Goodby City Life
|
14 June 2003
How a former urbanite with a maxed-out credit card found happiness under the wide Nebraska skies
Four years ago, essayist Meghan Daum very elegantly -- and very publicly -- explained in a New Yorker essay titled "My Misspent Youth" how a successful, 20-something, Manhattan-dwelling writer could easily go broke (and into debt) on approximtely $50,000 a year. Daum declared her love affair with New York officially over, at least for the time being, and fled her cramped quarters on the Upper West Side for the expansive prairies of Lincoln, Neb
"Now I have a house with many rooms, a big yard, a washer and dryer," enthuses Daum, who still looks every bit the New Yorker with her short, spikey hair and black sunglasses. She's back east on a leg of her book tour, and as we chat in Union Square Park on a one of the few sunny days of the spring, Daum describes how her moved helped her grow as a writer. "I heard John Updike say once that a writer really needs to be an outsider in order to write well, to see and be open to things," Daum explains. "In New York, the writers are all insiders. After a certain point, living in New York, perhaps one is not as open to things as might be necessary to be a good writer."
It's clear that outsider status has done great things for Daum. Inspired by her relocation experience to take on a project as grand in scale as the landscape visible from one of her rural home's windows, Daum put aside journalism for a time to write a novel. Her first effort, The Quality of Life Report (Viking, $24.95), is the story of young, spirited journalist Lucinda Trout, who, like Daum, moves from New York to the Midwest (only in Trout's case it's the wholly fictional Prairie City, USA.)
Trout first visits the aptly named PC on assignment, as Daum had Lincoln, and is charmed by the prospect of moving there. As Trout describes it, the wildly welcoming PC is a place where "farmers waved at semi-butch lesbians, a place where women threw menopause showers and the sky -- I noticed this even from my hotel room -- seemed to eclipse the Earth itself." (Not to mention that entire houses in PC rent for as little as $400 a month.)
Yet, despite the similarities between Daum's own choices and those of her main character, "The Quality of Life Report" is only "32.9 percent autobiography," she insists. Aside from Lucinda's long, elegant, philosophical digressions on "quality of life" that punctuate the book -- "the aspects that are me are really in the internal stuff, like her ideas about geographical space and the impact it has on your personal life," Daum says -- all that author and main character really have in common are geography and occupation. Unlike Lucinda, who takes up beauty treatments as a way to stave off the winter blues, the luminous but decidedly un-Coppertoned Daum stresses, "I would never have fake nails. Or go to the tanning salon." She adds: "And I hope that when I arrived in Lincoln I wasn't as flaky and entitled as Lucinda."

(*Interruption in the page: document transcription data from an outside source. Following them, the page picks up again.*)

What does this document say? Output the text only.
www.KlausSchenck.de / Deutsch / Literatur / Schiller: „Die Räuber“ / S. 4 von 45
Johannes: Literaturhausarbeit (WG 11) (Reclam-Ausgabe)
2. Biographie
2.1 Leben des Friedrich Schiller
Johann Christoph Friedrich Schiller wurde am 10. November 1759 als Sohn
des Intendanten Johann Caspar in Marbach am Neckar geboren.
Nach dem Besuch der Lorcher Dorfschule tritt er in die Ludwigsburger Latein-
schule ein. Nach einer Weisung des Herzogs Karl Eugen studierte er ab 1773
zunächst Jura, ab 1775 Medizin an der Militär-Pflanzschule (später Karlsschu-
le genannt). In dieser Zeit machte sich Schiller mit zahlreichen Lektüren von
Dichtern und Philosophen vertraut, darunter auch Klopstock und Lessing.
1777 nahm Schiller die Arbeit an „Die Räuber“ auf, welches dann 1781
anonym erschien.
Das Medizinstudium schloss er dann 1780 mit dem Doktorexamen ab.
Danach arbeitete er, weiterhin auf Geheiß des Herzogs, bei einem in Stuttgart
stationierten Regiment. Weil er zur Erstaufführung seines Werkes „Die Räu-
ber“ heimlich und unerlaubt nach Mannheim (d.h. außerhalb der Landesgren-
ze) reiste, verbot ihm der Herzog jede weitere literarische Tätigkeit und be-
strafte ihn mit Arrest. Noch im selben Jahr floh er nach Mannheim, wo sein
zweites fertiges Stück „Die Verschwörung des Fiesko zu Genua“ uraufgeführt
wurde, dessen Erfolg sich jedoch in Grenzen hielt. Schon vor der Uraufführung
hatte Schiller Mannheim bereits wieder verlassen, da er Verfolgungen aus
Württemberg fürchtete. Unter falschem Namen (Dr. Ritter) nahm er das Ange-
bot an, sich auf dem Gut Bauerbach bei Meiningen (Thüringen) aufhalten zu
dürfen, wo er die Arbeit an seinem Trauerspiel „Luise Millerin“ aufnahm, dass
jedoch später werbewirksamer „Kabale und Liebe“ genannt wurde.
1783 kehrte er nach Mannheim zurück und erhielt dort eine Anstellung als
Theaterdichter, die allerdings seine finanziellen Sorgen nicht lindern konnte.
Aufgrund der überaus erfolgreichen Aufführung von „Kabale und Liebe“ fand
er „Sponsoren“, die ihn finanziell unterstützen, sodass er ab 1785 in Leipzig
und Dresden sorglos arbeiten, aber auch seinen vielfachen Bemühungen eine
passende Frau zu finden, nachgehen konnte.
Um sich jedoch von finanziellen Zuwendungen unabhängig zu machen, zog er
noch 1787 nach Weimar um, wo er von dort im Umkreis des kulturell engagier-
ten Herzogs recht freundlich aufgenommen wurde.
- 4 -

Daum's eclectic cast of supporting characters -- including Lucinda's appealingly rugged boyfriend, Mason, and a goofy group of consciousness-raising ladies with hearts of gold and a pig named Diva Starz -- are, much to my disappointment, purely fictional, too. (I was hoping to meet one or two of them on my next trip to the heartland.) Yet, her picture of the Midwest is starkly real, a place that's stunningly beautiful in the gentle months and brutal as a bear in the freezing winter. Daum never thought of moving to the country as any way of "simplifying" her life. Indeed, part of the impetus for writing "The Quality of Life Report" came from a desire to debunk the myth that rural life is somehow easier than living in the city. "One of the things I wanted to deal with in the novel was this whole way that the media ran away with the "simplicity" movement and kind of wrapped that up in rural life," she explains. "It was so reductive about living in the country. And part of the satire of the book is riffing off of all that ridiculous media stuff."

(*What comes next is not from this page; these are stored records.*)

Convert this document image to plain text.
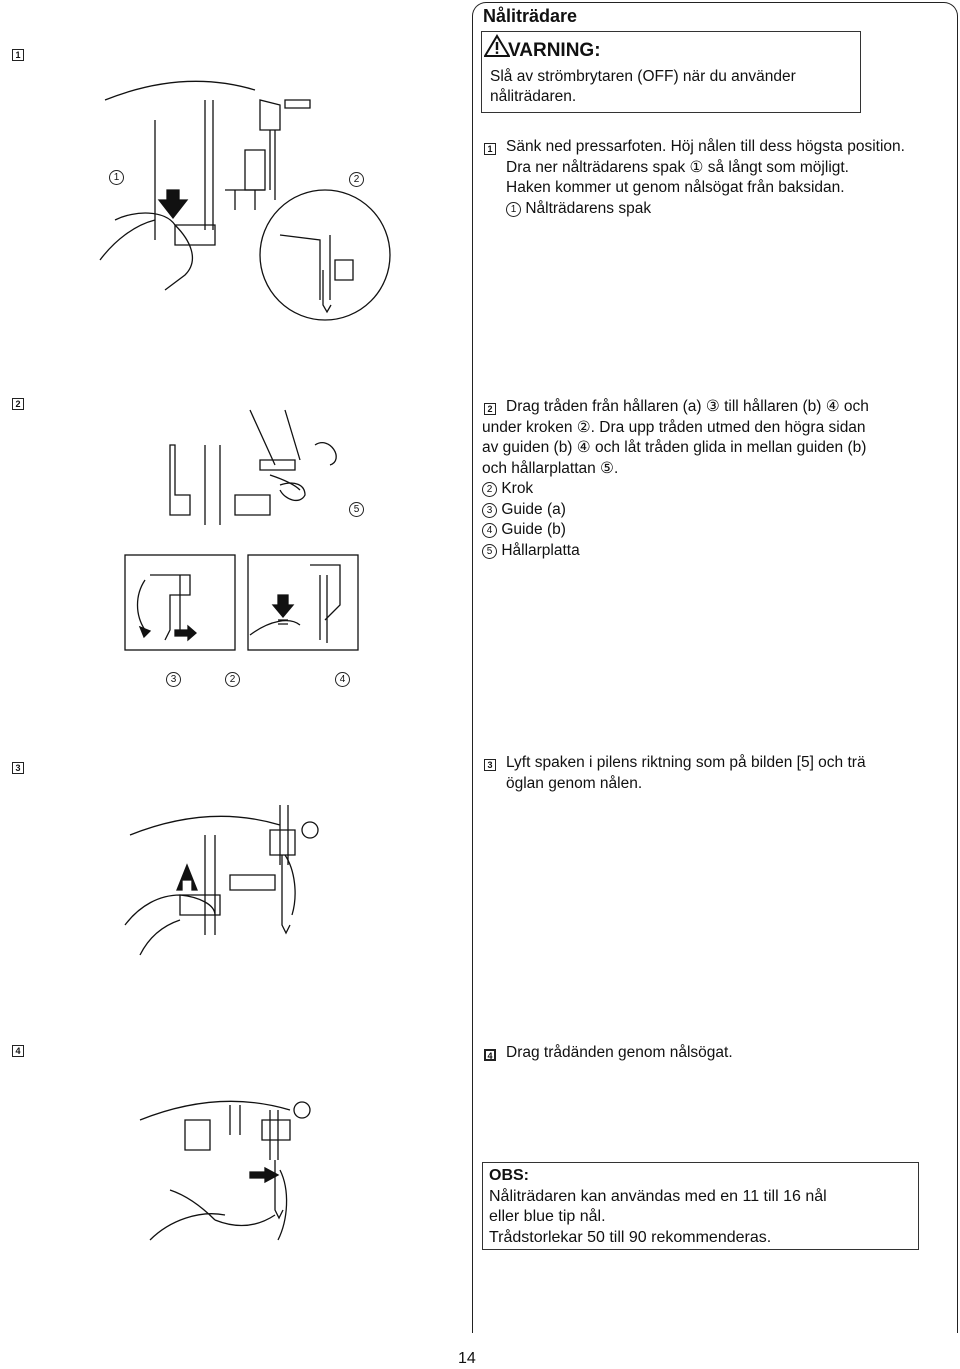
Nåliträdare
VARNING:
Slå av strömbrytaren (OFF) när du använder nåliträdaren.
1
1 Sänk ned pressarfoten. Höj nålen till dess högsta position.
Dra ner nålträdarens spak ① så långt som möjligt.
Haken kommer ut genom nålsögat från baksidan.
1 Nålträdarens spak
1	2
2	2 Drag tråden från hållaren (a) ③ till hållaren (b) ④ och
under kroken ②. Dra upp tråden utmed den högra sidan
av guiden (b) ④ och låt tråden glida in mellan guiden (b)
och hållarplattan ⑤.
2 Krok
3 Guide (a)
4 Guide (b)
5 Hållarplatta
5
3	2	4
3	3 Lyft spaken i pilens riktning som på bilden [5] och trä
öglan genom nålen.
4	4 Drag trådänden genom nålsögat.
OBS:
Nåliträdaren kan användas med en 11 till 16 nål
eller blue tip nål.
Trådstorlekar 50 till 90 rekommenderas.
14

She says that the basic idea for "The Quality of Life Report" came to her after surviving a particularly chilling winter in her new home. As the weather violently rattled her windows, she began researching "prairie madness," a scientifically documented syndrome that afflicted 19th century homesteaders in the Dakotas. "Women and families were literally driven insane by the sound of the howling wind," she explains. "I started to think about how prairie madness would affect a contemporary woman -- what could a 21st century manifestation of wind and grizzly bears be like?"
Apparently, leaky windows, poor insulation, busted boilers and a dearth of sun are our modern-day bears. But they're nothing Daum can't handle. When I ask whether the quality of life is better in Nebraska than in New York City, Daum says simply, "It now it is, because I'm still an outsider." Doesn't she miss New York, even with its insider-ness? "All the time, all the time."